Pork Shoulder Soup with Noodles
- 3 tablespoons canola oil
- 1 1/2 pounds pork shoulder boneless , cut into 1" pieces
- 8 cloves garlic minced
- 1/2 inch ginger peeled and thinly sliced.
- 3 tablespoons Gochujang red chile bean paste See note
- 20 snow peas
- 3 tablespoons sugar
- 2 tablespoons soy sauce
- 1/4 cup Chinkiang black vinegar or substitute balsamic vinegar
- 3 tablespoons cornstarch mixed with 3 tablespoons water
- Kosher salt to taste
- 12 oz. buckwheat noodles thin
- 3 scallions thinly sliced, for garnish
- Heat oil in a 14" flat-bottomed wok or 6-qt. dutch oven, over medium high heat; add pork and cook, stirring until browned, 8-10 minutes.
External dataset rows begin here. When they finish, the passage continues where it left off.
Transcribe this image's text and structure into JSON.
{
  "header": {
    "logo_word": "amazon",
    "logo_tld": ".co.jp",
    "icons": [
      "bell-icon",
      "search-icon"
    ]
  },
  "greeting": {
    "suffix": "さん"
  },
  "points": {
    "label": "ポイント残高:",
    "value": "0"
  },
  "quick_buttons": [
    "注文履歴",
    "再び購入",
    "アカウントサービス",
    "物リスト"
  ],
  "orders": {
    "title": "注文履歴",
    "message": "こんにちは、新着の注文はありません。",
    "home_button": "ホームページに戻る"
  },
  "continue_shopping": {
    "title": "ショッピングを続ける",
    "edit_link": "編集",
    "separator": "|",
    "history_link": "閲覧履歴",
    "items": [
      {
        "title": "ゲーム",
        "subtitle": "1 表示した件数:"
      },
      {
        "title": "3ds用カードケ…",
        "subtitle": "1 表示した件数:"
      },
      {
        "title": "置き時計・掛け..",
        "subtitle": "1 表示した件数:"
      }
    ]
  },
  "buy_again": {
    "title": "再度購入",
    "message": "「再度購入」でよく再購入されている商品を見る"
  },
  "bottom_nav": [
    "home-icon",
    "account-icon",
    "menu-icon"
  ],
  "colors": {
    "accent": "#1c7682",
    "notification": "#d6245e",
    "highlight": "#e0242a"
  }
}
- Add garlic, ginger and bean paste: cook, stirring, until fragrant, about 1 minute.
- Add sugar, soy, snow peas and vinegar; cook, stirring until sugar dissolves.
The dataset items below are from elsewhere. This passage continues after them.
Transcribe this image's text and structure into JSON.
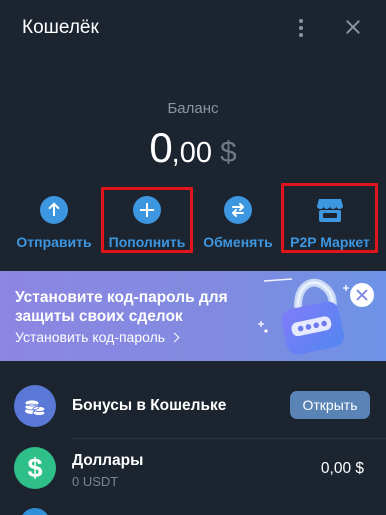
{
  "header": {
    "title": "Кошелёк",
    "menu_icon": "kebab-menu-icon",
    "close_icon": "close-icon"
  },
  "balance": {
    "label": "Баланс",
    "integer": "0",
    "decimal": ",00",
    "currency": "$"
  },
  "actions": [
    {
      "label": "Отправить",
      "icon": "arrow-up-icon",
      "highlighted": false
    },
    {
      "label": "Пополнить",
      "icon": "plus-icon",
      "highlighted": true
    },
    {
      "label": "Обменять",
      "icon": "exchange-icon",
      "highlighted": false
    },
    {
      "label": "P2P Маркет",
      "icon": "store-icon",
      "highlighted": true
    }
  ],
  "banner": {
    "title": "Установите код-пароль для защиты своих сделок",
    "link": "Установить код-пароль",
    "image": "padlock-illustration",
    "close_icon": "close-icon"
  },
  "list": {
    "bonus": {
      "title": "Бонусы в Кошельке",
      "button": "Открыть",
      "icon": "coins-icon"
    },
    "dollars": {
      "title": "Доллары",
      "subtitle": "0 USDT",
      "value": "0,00 $",
      "icon": "dollar-icon"
    }
  },
  "colors": {
    "background": "#1c2430",
    "accent": "#3d96e0",
    "highlight": "#e0151c",
    "banner": "#8189e0",
    "dollar_green": "#2fc08a",
    "bonus_avatar": "#5a78d6",
    "open_button": "#5a84b6"
  }
}
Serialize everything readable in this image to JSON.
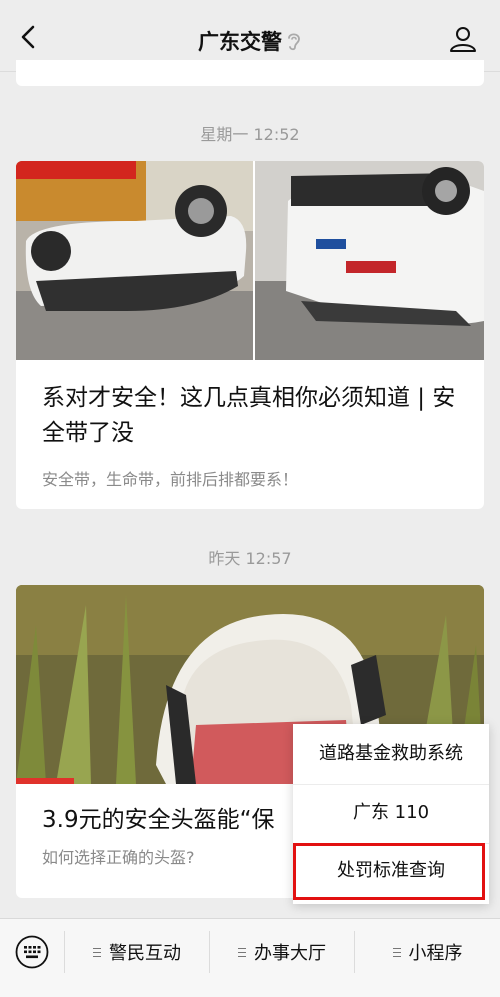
{
  "header": {
    "title": "广东交警"
  },
  "feed": {
    "time_1": "星期一 12:52",
    "article_1": {
      "headline": "系对才安全！这几点真相你必须知道 | 安全带了没",
      "summary": "安全带，生命带，前排后排都要系！"
    },
    "time_2": "昨天 12:57",
    "article_2": {
      "headline": "3.9元的安全头盔能“保",
      "summary": "如何选择正确的头盔?"
    }
  },
  "popup_menu": {
    "items": [
      "道路基金救助系统",
      "广东 110",
      "处罚标准查询"
    ]
  },
  "bottom_menu": {
    "items": [
      "警民互动",
      "办事大厅",
      "小程序"
    ]
  },
  "colors": {
    "highlight": "#e21010",
    "background": "#ededed"
  }
}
- Add 6 cups water and bring to a boil; reduce heat to medium and cook until pork is very tender, about 2 hours.
- Return to boil, add cornstarch mixture and cook, stirring until slightly thickened, 1-2 minutes. Keep soup warm
- Bring a large pot of salted water to a boil and cook noodles until tender, 3-5 minutes. Drain and divide between 6 large serving bowls. Ladle soup over noodles and garnish with scallions.